Pages

Monday, January 21, 2013

Southwestern Egg Rolls

I made these for our New Year's Eve celebration.  I found them on Pinterest and have been wanting to try them for a while.  These were easy to make and really delicious.  The flavors were really good and I was able to throw them in a freezer bag for good eats later on.

My plan for these is to incorporate them into Mexican nights and freeze batches for easy weekend meals.  I also think these would be great to make if you're bringing a meal to someone.

I served these with guacamole and salsa for dipping. 



















Southwestern Egg Rolls:
(Emily Bites)


Ingredients:
2 cups frozen corn, thawed
1 (15 oz) can black beans, drained and rinsed
2 cups reduced fat shredded Mexican cheese blend
1 (10 oz) package frozen chopped spinach, thawed and squeezed dry
4 scallions, chopped
1 (4 oz) can of green chiles, drained
1 teaspoon ground cumin
½ teaspoon chili powder
1 teaspoon salt
½ teaspoon black pepper
¼ teaspoon cayenne pepper
24 egg roll wrappers (1 package)


Directions:
Preheat the oven to 425. Lightly mist two baking sheets with cooking spray and set aside.
In a large bowl, combine all of the ingredients except the egg roll wrappers and stir to thoroughly combine.

Pour some water into a small dish and set aside. On a flat surface, place an egg roll wrapper, corner facing toward you (like a diamond) and put ¼ cup of the mixture from the bowl on the center of the wrapper. Spread the mixture in a horizontal line from the left corner to the right corner of the wonton wrapper, leaving ½ inch or so of space on each side. Fold the bottom corner closest to you up over the ingredients and give it a 90 degree roll. Fold the side corners in and tuck them as you give the filled section another 90 degree roll. Dip your finger in the dish or reserved water and lightly wet the edges of the remaining top corner of the wrapper. Finish rolling the filled egg roll over the wet corner so that it adheres. Place wrapped egg roll onto the prepared baking sheet. Repeat with remaining ingredients.

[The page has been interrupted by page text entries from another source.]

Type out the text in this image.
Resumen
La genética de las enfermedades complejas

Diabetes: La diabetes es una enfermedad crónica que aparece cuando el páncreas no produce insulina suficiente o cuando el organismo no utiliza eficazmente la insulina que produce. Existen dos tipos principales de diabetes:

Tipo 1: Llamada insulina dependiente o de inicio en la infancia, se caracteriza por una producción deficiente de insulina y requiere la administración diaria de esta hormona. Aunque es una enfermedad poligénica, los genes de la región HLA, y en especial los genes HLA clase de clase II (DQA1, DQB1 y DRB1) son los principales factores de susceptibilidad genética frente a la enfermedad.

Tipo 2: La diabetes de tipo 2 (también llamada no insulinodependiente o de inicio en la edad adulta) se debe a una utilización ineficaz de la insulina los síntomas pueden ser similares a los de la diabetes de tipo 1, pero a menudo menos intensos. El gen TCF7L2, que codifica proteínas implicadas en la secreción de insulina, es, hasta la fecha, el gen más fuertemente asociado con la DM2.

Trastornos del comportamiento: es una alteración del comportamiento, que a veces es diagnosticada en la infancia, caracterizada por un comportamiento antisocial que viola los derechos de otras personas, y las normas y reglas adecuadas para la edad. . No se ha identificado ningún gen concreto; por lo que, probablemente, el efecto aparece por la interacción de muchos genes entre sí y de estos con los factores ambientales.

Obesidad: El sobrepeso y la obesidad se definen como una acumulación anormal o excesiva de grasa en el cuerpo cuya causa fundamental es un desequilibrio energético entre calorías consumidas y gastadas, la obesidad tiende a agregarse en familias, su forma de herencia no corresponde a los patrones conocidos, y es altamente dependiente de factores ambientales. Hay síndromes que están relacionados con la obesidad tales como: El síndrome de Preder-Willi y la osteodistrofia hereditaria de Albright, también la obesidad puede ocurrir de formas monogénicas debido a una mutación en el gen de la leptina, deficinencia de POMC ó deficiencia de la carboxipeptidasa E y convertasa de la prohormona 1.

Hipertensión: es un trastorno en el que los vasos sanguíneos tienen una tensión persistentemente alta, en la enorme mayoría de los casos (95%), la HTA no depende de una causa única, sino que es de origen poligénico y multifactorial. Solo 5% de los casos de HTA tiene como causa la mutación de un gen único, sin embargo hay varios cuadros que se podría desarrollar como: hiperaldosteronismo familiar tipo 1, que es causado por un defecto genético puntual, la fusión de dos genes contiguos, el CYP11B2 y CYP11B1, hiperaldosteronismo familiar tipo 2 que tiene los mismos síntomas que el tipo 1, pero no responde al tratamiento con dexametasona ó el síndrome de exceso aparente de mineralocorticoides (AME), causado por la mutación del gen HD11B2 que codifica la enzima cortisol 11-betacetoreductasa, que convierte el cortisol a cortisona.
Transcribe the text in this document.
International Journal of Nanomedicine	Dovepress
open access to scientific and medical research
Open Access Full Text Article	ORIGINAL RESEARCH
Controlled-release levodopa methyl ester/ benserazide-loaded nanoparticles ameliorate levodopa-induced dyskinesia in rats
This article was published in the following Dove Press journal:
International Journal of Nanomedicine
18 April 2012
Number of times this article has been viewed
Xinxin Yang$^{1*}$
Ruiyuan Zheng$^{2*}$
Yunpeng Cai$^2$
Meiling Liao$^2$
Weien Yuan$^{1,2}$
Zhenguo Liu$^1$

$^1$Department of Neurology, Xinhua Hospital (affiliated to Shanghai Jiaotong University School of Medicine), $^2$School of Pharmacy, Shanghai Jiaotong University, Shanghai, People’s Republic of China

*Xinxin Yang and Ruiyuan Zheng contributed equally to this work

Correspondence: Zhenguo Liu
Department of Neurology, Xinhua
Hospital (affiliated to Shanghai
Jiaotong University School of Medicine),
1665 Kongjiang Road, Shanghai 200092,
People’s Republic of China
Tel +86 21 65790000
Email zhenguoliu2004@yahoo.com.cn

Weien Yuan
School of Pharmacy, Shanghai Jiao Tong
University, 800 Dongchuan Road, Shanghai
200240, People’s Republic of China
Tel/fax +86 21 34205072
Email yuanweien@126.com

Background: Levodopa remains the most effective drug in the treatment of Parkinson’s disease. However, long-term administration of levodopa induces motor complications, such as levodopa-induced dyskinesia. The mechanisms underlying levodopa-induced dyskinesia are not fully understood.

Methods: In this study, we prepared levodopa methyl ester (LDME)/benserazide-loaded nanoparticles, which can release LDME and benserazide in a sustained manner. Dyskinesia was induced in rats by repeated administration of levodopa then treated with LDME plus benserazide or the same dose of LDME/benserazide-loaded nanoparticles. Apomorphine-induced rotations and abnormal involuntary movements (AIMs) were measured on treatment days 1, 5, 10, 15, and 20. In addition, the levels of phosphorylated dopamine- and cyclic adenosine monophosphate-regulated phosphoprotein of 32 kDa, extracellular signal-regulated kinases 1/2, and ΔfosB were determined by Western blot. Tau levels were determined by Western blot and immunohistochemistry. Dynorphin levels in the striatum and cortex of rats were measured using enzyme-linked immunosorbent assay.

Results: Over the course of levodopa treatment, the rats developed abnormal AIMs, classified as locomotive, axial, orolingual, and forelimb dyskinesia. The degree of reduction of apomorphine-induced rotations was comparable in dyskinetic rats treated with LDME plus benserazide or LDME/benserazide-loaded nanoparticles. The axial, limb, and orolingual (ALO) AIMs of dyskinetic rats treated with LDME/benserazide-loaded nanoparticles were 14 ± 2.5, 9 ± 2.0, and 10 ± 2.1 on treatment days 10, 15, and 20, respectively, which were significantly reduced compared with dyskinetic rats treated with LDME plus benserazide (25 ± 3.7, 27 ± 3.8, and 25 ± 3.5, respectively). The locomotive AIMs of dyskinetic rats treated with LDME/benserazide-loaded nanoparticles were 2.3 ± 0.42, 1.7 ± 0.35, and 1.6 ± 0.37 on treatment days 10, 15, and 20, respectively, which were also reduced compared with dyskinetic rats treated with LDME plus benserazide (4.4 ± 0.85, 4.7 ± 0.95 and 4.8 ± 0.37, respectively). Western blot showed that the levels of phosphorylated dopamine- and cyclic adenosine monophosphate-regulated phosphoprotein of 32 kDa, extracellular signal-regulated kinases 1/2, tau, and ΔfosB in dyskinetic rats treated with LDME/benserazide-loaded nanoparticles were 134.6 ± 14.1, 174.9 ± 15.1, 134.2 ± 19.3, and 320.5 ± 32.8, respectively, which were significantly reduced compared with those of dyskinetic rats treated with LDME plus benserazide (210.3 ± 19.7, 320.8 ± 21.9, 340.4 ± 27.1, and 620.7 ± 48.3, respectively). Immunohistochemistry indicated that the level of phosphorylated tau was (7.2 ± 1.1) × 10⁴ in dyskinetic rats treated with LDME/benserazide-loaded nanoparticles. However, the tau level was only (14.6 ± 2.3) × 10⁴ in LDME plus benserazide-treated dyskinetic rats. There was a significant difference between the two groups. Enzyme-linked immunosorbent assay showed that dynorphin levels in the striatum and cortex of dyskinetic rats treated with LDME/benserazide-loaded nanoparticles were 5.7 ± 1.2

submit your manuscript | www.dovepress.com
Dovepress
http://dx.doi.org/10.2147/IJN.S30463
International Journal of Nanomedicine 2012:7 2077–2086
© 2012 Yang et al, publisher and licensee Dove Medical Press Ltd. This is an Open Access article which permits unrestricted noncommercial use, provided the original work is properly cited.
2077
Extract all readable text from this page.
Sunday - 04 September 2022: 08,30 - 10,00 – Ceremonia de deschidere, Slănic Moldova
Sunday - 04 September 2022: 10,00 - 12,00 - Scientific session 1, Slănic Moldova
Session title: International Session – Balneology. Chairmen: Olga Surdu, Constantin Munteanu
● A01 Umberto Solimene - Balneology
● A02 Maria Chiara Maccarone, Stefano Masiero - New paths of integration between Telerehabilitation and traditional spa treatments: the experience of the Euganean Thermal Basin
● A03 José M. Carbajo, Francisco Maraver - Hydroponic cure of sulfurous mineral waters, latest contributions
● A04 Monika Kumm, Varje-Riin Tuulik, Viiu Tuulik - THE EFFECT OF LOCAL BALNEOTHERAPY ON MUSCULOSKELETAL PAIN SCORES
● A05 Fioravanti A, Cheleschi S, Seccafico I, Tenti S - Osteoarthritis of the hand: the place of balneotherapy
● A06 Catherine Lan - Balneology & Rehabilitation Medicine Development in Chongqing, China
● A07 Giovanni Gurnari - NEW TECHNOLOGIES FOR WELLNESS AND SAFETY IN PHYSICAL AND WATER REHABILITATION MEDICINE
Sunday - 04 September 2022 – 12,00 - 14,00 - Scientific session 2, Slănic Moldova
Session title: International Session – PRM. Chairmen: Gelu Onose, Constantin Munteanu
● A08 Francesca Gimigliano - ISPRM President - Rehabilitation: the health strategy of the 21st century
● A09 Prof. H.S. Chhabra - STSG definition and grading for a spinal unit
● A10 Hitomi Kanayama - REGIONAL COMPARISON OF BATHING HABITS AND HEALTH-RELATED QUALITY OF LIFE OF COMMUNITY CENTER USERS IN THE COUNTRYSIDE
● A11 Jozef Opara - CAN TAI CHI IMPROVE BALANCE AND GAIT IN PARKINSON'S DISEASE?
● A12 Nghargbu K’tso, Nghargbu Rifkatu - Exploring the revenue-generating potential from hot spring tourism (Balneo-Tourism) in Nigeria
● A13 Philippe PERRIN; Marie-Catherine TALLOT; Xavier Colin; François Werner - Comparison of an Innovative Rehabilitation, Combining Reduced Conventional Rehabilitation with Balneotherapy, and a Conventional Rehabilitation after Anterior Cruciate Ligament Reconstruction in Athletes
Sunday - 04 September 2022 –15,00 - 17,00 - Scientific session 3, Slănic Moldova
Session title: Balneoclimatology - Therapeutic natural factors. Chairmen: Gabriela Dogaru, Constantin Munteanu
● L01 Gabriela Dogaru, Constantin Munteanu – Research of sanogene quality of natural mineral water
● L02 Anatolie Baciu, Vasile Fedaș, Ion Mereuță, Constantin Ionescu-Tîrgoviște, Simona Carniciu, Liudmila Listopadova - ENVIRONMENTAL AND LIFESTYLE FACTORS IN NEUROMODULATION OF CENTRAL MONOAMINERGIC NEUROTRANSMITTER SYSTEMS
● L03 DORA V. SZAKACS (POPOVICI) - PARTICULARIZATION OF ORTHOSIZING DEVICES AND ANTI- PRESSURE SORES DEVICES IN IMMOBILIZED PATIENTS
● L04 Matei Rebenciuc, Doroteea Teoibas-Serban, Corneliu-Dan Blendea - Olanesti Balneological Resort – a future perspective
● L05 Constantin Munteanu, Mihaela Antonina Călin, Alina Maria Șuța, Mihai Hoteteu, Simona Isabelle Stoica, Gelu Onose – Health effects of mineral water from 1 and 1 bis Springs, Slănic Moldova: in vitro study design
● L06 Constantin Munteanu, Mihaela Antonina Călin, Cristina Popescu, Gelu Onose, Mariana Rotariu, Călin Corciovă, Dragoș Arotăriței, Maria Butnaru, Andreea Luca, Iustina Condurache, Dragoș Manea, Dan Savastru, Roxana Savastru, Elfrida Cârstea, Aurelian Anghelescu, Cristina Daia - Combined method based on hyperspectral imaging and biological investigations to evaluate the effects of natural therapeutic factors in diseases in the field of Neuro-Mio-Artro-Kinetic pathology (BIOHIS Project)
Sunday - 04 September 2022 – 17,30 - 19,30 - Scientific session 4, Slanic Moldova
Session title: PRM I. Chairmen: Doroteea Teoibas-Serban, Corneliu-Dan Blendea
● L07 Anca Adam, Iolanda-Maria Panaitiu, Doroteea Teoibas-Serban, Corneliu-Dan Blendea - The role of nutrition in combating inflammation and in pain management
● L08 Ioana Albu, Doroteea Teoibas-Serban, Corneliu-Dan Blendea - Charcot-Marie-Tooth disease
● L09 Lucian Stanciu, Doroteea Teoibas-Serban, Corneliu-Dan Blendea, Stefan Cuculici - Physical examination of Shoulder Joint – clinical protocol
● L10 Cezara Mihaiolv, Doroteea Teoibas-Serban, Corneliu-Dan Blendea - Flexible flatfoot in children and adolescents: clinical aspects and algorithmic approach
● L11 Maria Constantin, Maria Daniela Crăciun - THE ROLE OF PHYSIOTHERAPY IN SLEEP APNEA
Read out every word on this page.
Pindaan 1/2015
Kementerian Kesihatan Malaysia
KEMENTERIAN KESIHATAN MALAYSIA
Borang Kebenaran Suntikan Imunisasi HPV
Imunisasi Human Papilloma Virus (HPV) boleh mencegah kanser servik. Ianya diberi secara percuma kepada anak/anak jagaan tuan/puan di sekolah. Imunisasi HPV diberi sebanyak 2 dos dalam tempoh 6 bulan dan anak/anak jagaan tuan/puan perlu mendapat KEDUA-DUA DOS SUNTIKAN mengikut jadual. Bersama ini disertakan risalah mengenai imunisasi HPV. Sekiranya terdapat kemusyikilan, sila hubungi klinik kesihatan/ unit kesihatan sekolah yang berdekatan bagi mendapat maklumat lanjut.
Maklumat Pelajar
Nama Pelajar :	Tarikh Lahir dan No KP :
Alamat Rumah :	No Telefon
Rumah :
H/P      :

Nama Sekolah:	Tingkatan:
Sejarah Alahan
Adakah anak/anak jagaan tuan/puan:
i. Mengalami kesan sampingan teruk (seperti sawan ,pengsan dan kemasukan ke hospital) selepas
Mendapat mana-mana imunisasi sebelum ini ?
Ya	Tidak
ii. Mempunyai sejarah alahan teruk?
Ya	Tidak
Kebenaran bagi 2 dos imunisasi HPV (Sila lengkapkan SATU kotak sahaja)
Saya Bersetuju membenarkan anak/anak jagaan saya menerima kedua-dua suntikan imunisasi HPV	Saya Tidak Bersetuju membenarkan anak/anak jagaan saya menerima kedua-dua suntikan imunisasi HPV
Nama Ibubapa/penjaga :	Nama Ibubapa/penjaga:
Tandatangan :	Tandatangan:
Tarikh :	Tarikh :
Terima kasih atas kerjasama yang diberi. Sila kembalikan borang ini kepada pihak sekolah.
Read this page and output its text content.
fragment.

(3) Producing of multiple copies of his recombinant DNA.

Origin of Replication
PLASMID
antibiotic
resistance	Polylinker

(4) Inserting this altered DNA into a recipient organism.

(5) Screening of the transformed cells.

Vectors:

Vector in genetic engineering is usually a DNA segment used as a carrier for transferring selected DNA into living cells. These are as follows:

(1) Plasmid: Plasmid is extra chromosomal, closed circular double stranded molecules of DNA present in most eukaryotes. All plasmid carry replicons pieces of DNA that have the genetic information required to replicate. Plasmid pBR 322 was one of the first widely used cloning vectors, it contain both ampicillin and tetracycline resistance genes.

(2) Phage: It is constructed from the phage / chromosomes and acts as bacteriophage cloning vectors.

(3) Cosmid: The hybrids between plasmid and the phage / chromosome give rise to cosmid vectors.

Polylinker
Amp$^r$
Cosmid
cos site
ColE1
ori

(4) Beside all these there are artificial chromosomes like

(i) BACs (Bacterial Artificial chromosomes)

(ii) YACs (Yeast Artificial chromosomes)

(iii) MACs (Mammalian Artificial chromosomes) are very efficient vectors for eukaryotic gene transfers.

When all of the egg rolls are wrapped and on the baking sheets, lightly mist the tops with cooking spray. Bake for 14-15 minutes, flipping once halfway through, until the wrappers are golden brown. Serve with salsa for dipping.

2 comments:

  1. Why couldn't you have shared this yesterday morning?!? we were looking for a Mexican appetizer that wasn't chips and dip - we ended up making http://www.tasteofhome.com/Recipes/Mexican-Sausage-Crostini which was quite tasty and I recommend you try it out some time :D

    ReplyDelete
  2. Sorry! Now you have to make up an excuse to make these!